Bad Lieutenant: Port of Call – New Orleans (2009)
I would love to run the credits experiment on Bad Lieutenant: Port of Call New Orleans: remove director Werner Herzog’s name, replace with an unknown, maybe, I don’t know, Jaume Collet-Serra (his Orphan, far superior, could’ve used a bit of BL’s critical benefit of the doubt), and recalibrate the press’ response. The picture might get a few positive reviews anyway, it still has enough in the vaguely relevant satire department to register with a number of paid writers: New Orleans post-Katrina, Nic Cage in a consciously wiggy Vampire’s Kiss, apologetic-for-past-paychecks performance, a bad script performed with so straight a face it must be satire, etc. The picture has its moments, but it’s a workshop, not a movie, its talented people playing an on-set game of Mystery Science Theatre 3000: you get the straight-faced version of the lame scene right along with a slightly-off riff on the same lame scene.
It’s nice to see Nic having fun again; I’m somewhat sympathetic to his run of bad action movies, they’re more personal than many acclaimed contemporary performances in that they are clearly the work of a talented man having a mid-life crisis. Cage has as much conviction in his work in Con Air or Knowing as he does in Vampire’s Kiss or Leaving Las Vegas; the poignancy is in everyone else’s knowledge that that conviction is misplaced. In Bad Lieutenant, Cage is in on the joke, and, while there are a few bits in amusingly bad taste – such as a new version of the road-side sexual assault from the Keitel/Ferrara picture – its mostly just predictable, stale, self-amusement.

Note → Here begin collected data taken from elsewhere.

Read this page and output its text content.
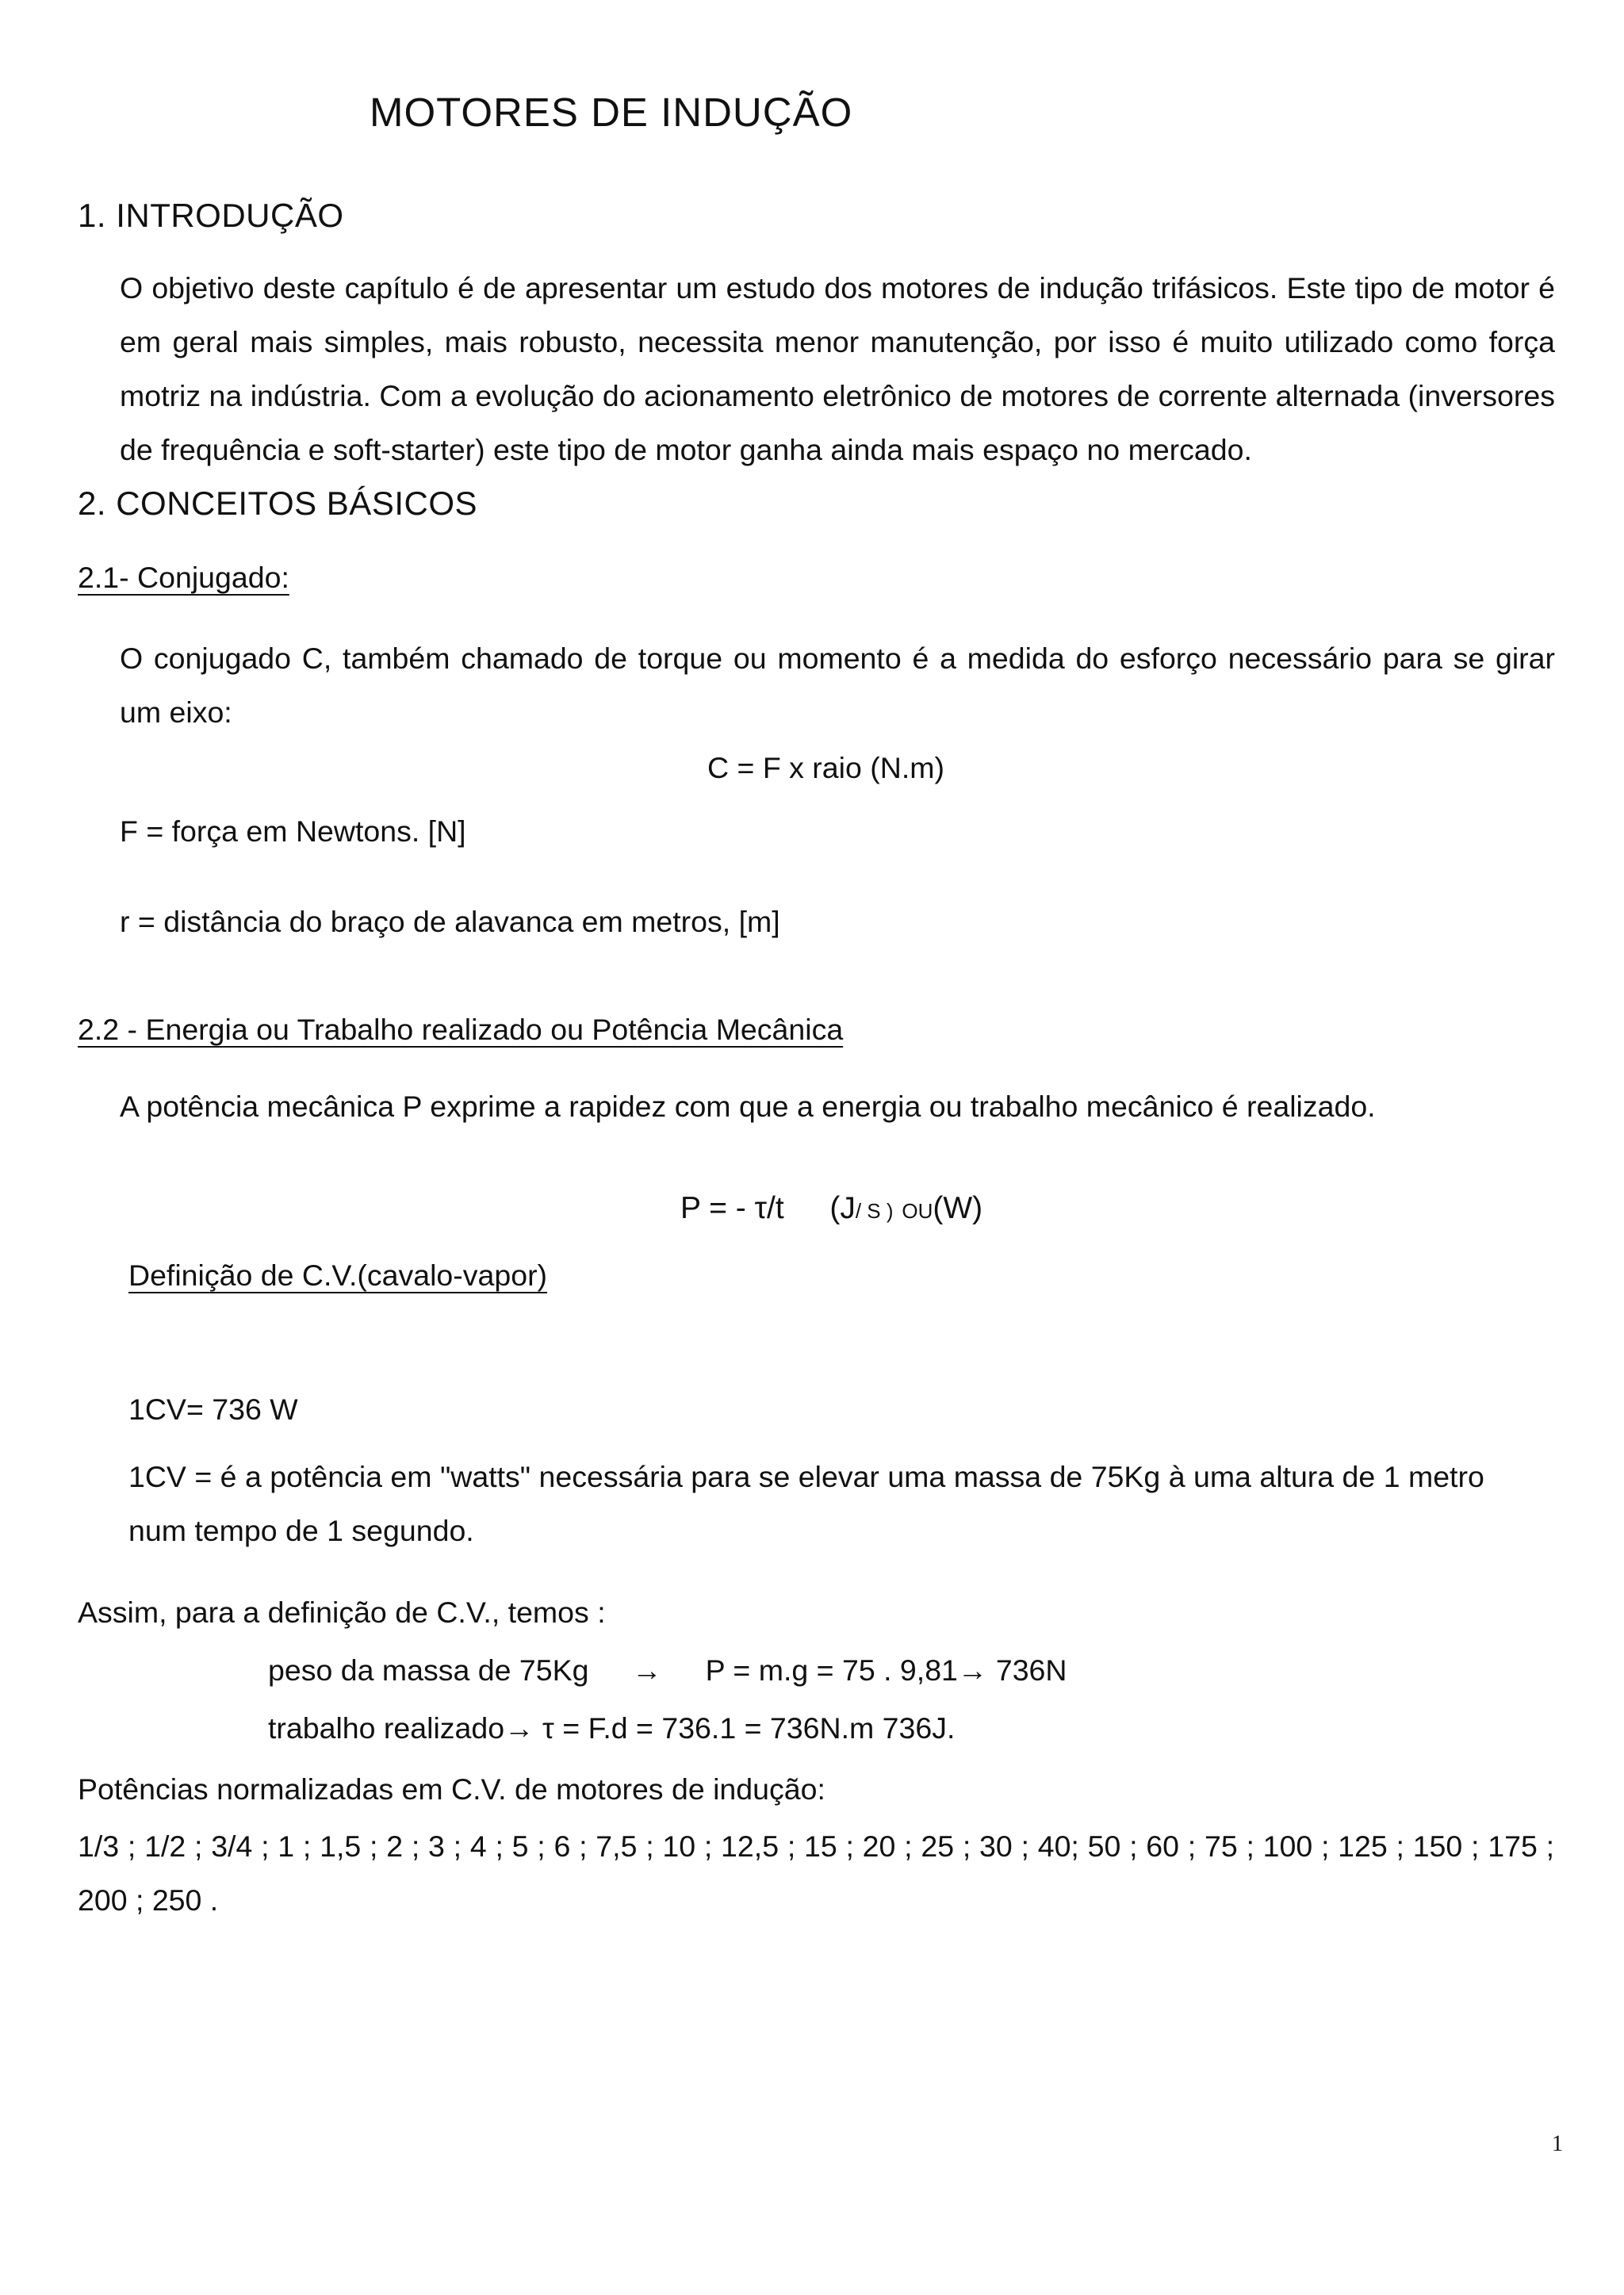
MOTORES DE INDUÇÃO
1. INTRODUÇÃO

O objetivo deste capítulo é de apresentar um estudo dos motores de indução trifásicos. Este tipo de motor é em geral mais simples, mais robusto, necessita menor manutenção, por isso é muito utilizado como força motriz na indústria. Com a evolução do acionamento eletrônico de motores de corrente alternada (inversores de frequência e soft-starter) este tipo de motor ganha ainda mais espaço no mercado.

2. CONCEITOS BÁSICOS
2.1- Conjugado:

O conjugado C, também chamado de torque ou momento é a medida do esforço necessário para se girar um eixo:

C = F x raio (N.m)
F = força em Newtons. [N]
r = distância do braço de alavanca em metros, [m]
2.2 - Energia ou Trabalho realizado ou Potência Mecânica
A potência mecânica P exprime a rapidez com que a energia ou trabalho mecânico é realizado.
P = - τ/t (J/ S ) OU(W)
Definição de C.V.(cavalo-vapor)
1CV= 736 W

1CV = é a potência em "watts" necessária para se elevar uma massa de 75Kg à uma altura de 1 metro num tempo de 1 segundo.

Assim, para a definição de C.V., temos :
peso da massa de 75Kg → P = m.g = 75 . 9,81→ 736N
trabalho realizado→ τ = F.d = 736.1 = 736N.m 736J.
Potências normalizadas em C.V. de motores de indução:

1/3 ; 1/2 ; 3/4 ; 1 ; 1,5 ; 2 ; 3 ; 4 ; 5 ; 6 ; 7,5 ; 10 ; 12,5 ; 15 ; 20 ; 25 ; 30 ; 40; 50 ; 60 ; 75 ; 100 ; 125 ; 150 ; 175 ; 200 ; 250 .

1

This new picture is a post-modern, hip illustration of Farber’s gimp string: Cage/Herzog will stage 15 uninterrupted minutes of cop procedural that wouldn’t pass muster on Law and Order, and then justify it with a pull of calculated weirdness: a seemingly five minute lizard point of view, a break dancing soul, or a Jennifer Coolidge as a drunk in her worst performance.
There are things to admire: the flooded prison opening, Shea Wigham in a Michael Shannon performance (the real Michael Shannon also appears) and Eva Mendes is funny in a brief, purposefully thankless role, I’ve long suspected that she’s a better actress than her curves or lips will allow. The picture also has a nice way of allowing the worst thing possible in any given scene to actually happen, it parodies that pretend-humanity that most cop-thrillers revel in to excuse their bloodshed. Cage’s cop does whatever he pleases whenever he pleases, flips loyalties whenever it conveniences him, and nothing ever comes from it. The characters are gleefully mercenary and racist, and the equal-opportunity racism (everyone hates everyone) strikes me as more honest and potentially hope-affirming than the labored democracy of pictures like Forrest Gump, Crash, and probably The Blind Side and Precious. As a gangster everyone knows killed someone no one really cares about, Xzibit potentially upstages everyone else in the picture – his disbelief that a white man, let along a cop, would bother to smoke his crack is the closest this Lieutenant comes to being human.





I had high hopes for Bad Lieutenant and was left wondering what all the fuss was about. Not nearly as bad as its festival detractors would have you believe, nor as good as the assembled talent might lead you to expect.
It so desperately wanted to fly off the rails, but it mostly remained disappointingly ordinary.